Moncef Slaoui of Operation Warp Speed was asked on Fox News Sunday about reports that the US Food and Drug Administration (FDA) head was on Friday told that his job was in jeopardy if the agency did not approve the first COVID-19 vaccine by day’s end.
If a telephone call along those lines between White House chief of staff Mark Meadows and FDA Administrator Stephen Hahn happened as reported, “I think it was useless and unfortunate, and so are some of the tweets,” Slaoui said.
US President Donald Trump tweeted directly to Hahn’s account on Friday, saying “Get the dam [sic] vaccines out NOW,” and “Stop playing games.”
FDA’s emergency use authorization for the Pfizer-BioNTech vaccine followed hours later, and a day after a panel of independent experts convened by the FDA voted 17-4 that the benefits of the vaccine outweighed the risks.
Public pressure “did never translate into any kind of interference of any sort” on Operation Warp Speed, said Slaoui, who spent 30 years in vaccine research at the pharmaceutical company GlaxoSmithKline.
He said he “would expect the FDA would have worked the same way.”
The FDA’s decision on Friday set in motion a complicated immunization drive that is to launch across the country in coming days.
The first doses of the vaccine were to be delivered yesterday, and the initial delivery is expected to be completed in all 50 US states by tomorrow, said US Army General Gustave Perna, who serves as chief operating officer for Operation Warp Speed.
Many states, including New Jersey, are to start injecting healthcare workers and nursing home residents today.
The FDA would consider a second vaccine candidate, from Moderna, at an advisory committee meeting on Thursday, and approval could come soon after.
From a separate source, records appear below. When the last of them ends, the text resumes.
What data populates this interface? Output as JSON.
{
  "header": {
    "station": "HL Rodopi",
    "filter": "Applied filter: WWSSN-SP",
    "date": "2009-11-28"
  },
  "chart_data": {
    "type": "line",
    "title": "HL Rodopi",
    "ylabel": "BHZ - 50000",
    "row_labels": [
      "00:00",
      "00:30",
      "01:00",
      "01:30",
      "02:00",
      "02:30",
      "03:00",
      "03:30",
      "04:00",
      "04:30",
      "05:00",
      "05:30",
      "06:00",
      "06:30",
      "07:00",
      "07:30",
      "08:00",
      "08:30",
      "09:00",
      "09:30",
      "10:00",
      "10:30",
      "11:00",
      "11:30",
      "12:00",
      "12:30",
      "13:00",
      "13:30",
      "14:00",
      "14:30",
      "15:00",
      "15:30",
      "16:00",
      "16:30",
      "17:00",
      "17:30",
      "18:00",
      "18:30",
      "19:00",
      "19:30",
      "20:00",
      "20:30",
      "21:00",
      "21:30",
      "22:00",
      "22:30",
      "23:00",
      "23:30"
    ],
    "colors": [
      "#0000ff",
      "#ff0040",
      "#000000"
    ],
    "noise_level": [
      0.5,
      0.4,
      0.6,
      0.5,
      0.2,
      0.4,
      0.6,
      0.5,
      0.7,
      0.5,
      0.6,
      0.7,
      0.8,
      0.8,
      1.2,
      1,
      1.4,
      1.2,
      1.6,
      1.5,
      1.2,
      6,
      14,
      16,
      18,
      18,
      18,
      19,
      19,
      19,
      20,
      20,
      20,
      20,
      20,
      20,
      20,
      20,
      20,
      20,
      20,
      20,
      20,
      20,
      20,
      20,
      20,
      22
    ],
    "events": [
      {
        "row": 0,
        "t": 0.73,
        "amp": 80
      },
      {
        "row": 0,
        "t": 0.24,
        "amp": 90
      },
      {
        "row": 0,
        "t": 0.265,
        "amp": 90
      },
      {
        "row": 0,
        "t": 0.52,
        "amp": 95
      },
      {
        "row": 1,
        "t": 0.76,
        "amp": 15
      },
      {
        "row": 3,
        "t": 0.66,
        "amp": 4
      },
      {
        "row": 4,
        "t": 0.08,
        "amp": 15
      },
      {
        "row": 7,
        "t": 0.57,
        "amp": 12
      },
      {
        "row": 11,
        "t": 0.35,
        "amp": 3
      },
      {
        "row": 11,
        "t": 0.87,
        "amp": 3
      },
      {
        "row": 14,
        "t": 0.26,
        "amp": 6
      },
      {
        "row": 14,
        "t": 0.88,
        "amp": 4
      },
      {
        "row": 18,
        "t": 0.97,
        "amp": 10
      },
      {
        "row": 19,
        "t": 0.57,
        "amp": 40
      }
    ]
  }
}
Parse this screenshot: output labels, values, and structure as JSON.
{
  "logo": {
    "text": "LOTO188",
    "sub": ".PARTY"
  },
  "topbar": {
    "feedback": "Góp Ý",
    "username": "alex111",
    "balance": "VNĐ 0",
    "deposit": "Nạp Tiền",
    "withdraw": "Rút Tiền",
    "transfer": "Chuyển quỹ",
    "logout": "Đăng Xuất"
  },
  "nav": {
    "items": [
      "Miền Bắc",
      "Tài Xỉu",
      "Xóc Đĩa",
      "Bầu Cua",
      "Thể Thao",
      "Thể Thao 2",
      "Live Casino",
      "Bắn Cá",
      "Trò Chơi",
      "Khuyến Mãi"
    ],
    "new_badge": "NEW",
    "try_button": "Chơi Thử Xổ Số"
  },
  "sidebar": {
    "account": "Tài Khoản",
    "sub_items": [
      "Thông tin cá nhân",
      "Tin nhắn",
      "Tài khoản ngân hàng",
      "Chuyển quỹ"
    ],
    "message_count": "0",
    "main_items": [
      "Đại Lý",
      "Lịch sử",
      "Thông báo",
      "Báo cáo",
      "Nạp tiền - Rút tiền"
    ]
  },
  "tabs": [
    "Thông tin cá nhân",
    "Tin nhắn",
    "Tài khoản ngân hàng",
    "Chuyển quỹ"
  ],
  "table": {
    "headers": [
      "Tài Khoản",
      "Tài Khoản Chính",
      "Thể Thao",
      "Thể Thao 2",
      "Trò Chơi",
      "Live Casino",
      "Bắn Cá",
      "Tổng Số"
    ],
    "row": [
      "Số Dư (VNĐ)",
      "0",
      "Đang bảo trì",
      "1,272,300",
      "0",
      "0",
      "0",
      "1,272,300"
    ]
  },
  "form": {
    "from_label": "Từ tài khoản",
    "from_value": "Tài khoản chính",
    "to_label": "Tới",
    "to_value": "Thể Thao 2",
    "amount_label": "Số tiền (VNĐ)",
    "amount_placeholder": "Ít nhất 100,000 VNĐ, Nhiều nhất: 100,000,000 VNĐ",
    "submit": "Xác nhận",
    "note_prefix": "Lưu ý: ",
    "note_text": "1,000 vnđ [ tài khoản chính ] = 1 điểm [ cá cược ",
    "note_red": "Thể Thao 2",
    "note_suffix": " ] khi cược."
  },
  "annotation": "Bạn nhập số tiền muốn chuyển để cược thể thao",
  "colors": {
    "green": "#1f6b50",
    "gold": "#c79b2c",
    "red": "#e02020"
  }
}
More vaccines are expected to be brought to market next year, expanding the arsenal doctors would have to rein in a virus that has killed almost 300,000 Americans.
Hahn said the distrust many people have expressed in the government approval process was a “significant problem,” but that one that could be overcome with a commitment to transparency.
“The way we get through this is to achieve herd immunity,” Hahn said on Sunday on ABC’s This Week of combating COVID-19. “And that means we need to vaccinate a significant number of people in this country, including those who are hesitant.”
US National Institutes of Health Director Francis Collins said that some skepticism about the vaccines is “borne of potential interference from some source or another” that he said “did not determine the outcome.”
“I would like to plead to people who are listening to this, this morning, to really hit the reset button on whatever they think they knew about this vaccine that might cause them to be so skeptical,” Collins said on NBC’s Meet the Press.
“Few if any vaccines that have ever been subjected to this level of scrutiny,” Collins said.